The current outbreak is pushing the limits of China’s “dynamic zero” Covid-19 strategy, which involves targeted lockdowns, aggressive testing and contact tracing, while sending those who test positive but present mild symptoms to mass quarantine centres.
But images have emerged of crowded and unsanitary conditions at the exhibition halls-turned-makeshift hospitals, with no shower facilities, little privacy and lights kept on all night.
Some are beginning to question the policies, including one that says children will be separated from their parents if they test positive for Covid-19.
Shanghai official Wu Qianyu told reporters that children can be accompanied by their parents if the latter are also infected, but separated if they were not, adding that the policies were still being refined.
Over the weekend, a petition circulated among WeChat groups asking that those with mild or asymptomatic infections be allowed to recover at home.
But residents say the indefinite extension of lockdown measures is starting to grate on nerves, and that it has been increasingly hard ordering things such as fresh vegetables.

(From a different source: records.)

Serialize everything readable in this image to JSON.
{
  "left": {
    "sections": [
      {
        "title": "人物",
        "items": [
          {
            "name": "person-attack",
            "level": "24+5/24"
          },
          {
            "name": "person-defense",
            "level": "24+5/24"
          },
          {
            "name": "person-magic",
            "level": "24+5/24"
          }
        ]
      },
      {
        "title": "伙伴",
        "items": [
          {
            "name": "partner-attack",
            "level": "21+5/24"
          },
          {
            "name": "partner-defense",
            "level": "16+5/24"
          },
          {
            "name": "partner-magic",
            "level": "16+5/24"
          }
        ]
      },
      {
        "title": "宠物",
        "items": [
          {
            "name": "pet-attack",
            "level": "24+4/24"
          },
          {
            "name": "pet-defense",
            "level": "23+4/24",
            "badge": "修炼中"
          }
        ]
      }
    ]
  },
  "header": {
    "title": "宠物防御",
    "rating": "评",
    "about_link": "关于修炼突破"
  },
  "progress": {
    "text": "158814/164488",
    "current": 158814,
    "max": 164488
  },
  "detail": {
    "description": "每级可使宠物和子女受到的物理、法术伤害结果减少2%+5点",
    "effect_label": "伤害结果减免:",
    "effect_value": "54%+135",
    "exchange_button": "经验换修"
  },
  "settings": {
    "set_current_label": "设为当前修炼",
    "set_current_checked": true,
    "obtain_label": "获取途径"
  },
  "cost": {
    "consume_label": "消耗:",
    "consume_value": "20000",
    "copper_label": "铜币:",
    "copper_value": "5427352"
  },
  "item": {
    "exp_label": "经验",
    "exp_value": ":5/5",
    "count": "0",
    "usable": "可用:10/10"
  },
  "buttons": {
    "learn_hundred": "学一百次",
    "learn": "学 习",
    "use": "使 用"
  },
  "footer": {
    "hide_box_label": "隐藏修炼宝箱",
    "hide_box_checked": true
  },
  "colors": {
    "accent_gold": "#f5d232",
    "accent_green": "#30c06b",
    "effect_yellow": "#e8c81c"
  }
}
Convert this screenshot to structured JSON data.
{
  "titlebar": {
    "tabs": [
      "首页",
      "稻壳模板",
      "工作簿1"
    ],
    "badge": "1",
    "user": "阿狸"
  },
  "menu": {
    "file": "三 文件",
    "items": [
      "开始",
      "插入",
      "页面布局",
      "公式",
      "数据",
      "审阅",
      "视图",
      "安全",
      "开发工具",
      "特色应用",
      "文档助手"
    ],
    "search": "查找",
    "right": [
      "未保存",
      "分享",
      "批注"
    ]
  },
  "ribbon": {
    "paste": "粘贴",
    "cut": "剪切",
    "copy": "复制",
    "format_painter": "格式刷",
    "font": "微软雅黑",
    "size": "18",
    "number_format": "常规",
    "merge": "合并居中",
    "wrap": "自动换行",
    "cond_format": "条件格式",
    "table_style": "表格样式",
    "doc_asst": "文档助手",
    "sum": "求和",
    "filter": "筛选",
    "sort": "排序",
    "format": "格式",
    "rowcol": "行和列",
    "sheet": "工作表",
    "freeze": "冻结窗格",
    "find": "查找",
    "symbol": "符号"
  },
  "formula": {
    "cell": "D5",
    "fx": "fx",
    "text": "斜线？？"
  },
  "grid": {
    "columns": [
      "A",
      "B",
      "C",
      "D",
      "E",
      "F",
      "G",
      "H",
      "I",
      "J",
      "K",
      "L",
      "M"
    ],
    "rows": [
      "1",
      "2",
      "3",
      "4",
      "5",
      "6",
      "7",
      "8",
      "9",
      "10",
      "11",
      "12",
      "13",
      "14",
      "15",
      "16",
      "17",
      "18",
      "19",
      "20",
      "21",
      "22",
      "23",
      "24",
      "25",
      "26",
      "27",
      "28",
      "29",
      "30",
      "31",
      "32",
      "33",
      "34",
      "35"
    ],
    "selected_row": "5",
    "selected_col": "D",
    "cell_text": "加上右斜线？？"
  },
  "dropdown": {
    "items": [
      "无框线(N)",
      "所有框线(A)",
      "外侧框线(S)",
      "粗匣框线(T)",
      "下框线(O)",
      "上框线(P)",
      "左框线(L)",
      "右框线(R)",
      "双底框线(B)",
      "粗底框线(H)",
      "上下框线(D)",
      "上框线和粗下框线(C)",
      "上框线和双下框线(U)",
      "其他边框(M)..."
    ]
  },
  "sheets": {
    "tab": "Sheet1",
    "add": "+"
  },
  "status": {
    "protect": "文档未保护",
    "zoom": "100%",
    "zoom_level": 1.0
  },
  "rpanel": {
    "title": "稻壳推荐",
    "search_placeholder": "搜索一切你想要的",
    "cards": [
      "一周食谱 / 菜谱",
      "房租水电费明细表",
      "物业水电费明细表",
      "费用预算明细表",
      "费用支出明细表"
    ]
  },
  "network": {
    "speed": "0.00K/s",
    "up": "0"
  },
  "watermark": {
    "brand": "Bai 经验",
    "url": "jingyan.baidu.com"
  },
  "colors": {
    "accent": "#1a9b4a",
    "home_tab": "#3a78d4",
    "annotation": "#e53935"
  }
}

One lawyer told The Straits Times that he and his family had greens on their table only because he had the contact of a wholesaler.
“I never thought that in this day and age, I would have to buy vegetables at 11.30pm through the metal gates of my estate,” said Mr Xia, who asked to be identified only by his surname. “It’s been more than two years since the pandemic started, why are we back to square one?"
Photos and videos have gone viral on Chinese social media of exhausted workers and volunteers sleeping on plastic chairs or on the grass outside housing compounds, or being berated by residents.
The Pudong Chinese Centre for Disease Control said it was investigating a leaked recording of a call between a staff member and the relative of a patient.
The staff member, who was identified as infectious disease expert Zhu Weiping, could be heard saying exasperatedly that she herself had raised concerns over the current quarantine and testing rules and that the virus had become a “political” one.
The Straits Times could not independently verify the recording, but social media platform Weibo started a hashtag “protect Zhu Weiping” amid concerns that she could face punishment for speaking out against the official line.
By Monday evening, the hashtag had attracted 2.9 million views.